As evidenced by clomifene-induced cycles, however, triggering oocyte release has been shown to decrease pregnancy chances compared to frequent monitoring with LH surge tests. Therefore, in such cases, triggering oocyte release is best reserved for women who require intrauterine insemination and in whom luteinizing hormone monitoring proves difficult or unreliable. It may also be used when luteinizing hormone monitoring has no shown an luteinizing hormone surge by cycle day 18 (where cycle day 1 is the first day of the preceding menstruation) and there is an ovarian follicle of over 20 mm in size.

===Repeat cycles===
Ovulation induction can be repeated every menstrual cycle. For clomifene, the dosage may be increased by 50-mg increments in subsequent cycles until ovulation is achieved. However, at a dosage of 200 mg, further increments are unlikely to increase pregnancy chances.

It is not recommended by the manufacturer of clomifene to use it for more than 6 consecutive cycles. In women with anovulation, 7–12 attempted cycles of pituitary feedback regimens (as evidenced by clomifene citrate) are recommended before switching to gonadotrophins, since the latter ones are more expensive and less easy to control.

It is no longer recommended to perform an ultrasound examination to exclude any significant residual ovarian enlargement before each new treatment cycle.

==Risks and side effects==

Ultrasound and regular hormone checks mitigate risks throughout the process. However, there are still some risks with the procedure.
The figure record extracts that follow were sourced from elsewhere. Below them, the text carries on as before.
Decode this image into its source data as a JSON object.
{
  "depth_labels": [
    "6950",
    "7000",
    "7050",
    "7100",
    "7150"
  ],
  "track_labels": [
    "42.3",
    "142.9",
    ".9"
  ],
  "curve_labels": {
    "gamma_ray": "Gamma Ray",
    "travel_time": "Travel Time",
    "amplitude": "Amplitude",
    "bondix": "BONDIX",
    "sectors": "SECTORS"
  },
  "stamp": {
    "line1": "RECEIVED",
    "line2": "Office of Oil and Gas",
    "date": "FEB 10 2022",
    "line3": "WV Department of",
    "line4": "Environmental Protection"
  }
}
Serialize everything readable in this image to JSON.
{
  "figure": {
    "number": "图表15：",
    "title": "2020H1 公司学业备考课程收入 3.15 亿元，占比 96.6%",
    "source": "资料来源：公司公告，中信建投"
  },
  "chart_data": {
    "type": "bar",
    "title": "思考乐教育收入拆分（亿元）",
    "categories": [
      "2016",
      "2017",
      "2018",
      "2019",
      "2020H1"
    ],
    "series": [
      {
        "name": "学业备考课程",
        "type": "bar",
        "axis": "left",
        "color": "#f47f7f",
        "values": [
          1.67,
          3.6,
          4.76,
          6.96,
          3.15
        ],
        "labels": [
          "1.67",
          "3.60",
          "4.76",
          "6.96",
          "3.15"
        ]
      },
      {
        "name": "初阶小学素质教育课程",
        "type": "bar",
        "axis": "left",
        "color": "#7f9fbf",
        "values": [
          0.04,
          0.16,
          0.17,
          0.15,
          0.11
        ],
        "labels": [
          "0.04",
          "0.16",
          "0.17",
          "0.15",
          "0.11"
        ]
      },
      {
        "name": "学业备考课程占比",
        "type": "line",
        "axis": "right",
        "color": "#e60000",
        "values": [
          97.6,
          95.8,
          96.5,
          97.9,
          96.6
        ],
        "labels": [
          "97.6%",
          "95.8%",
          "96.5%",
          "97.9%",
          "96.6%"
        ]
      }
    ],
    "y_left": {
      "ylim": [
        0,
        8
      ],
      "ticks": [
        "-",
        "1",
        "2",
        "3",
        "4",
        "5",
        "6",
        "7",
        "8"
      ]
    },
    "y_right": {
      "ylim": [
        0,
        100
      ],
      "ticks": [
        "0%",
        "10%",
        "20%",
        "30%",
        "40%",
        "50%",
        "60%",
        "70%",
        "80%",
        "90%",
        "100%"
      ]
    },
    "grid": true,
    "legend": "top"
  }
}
Ovarian hyperstimulation syndrome occurs in 5–10% of cases. Symptoms depend on whether the case is mild, moderate, or severe, and can range from bloating and nausea, through to shortness of breathe, pleural effusion, and excessive weight gain (more than 2 pounds per day).

===Multiple pregnancy===
There is also the risk that more than one egg is produced, leading to twins or triplets. Women with polycystic ovary syndrome may be particularly at risk. Multiple pregnancy occurs in approximately 15–20% of cases following cycles induced with gonadotrophins such as human menopausal gonadotropin and follicle-stimulating hormone. The risks associated with multiple pregnancy are much higher than singleton pregnancy; incidence of perinatal death is seven times higher in triplet births and five times higher in twin births than the risks associated with a singleton pregnancy. It is therefore important to adapt the treatment to each individual patient. If more than one or two ovulatory follicles are detected on ultrasonography, sexual abstinence is recommended.

==Alternatives==
Other treatments for anovulation are mainly:
- Weight loss: Obese women are less fertile in both natural and ovulation induction cycles and have higher rates of miscarriage than their counterparts of normal weight; they also require higher doses of ovulation-inducing agents. Weight loss results in significant improvement in pregnancy and ovulation rates in such patients.
- In vitro fertilization, including controlled ovarian hyperstimulation.
- In vitro maturation is letting ovarian follicles mature in vitro, and this technique can potentially be an alternative both to anovulation reversal and oocyte release triggering. Rather, oocytes can mature outside the body, such as prior to IVF. Hence, no (or at least a lower dose of) gonadotropins have to be injected in the body. However, there still isn't enough evidence to prove the effectiveness and security of the technique.
- Laparoscopic ovarian drilling: This 'update' of ovarian wedge resection employs a unipolar coagulating current or puncture of the ovarian surface with a laser in four to ten places to a depth of 4±10 mm on each ovary.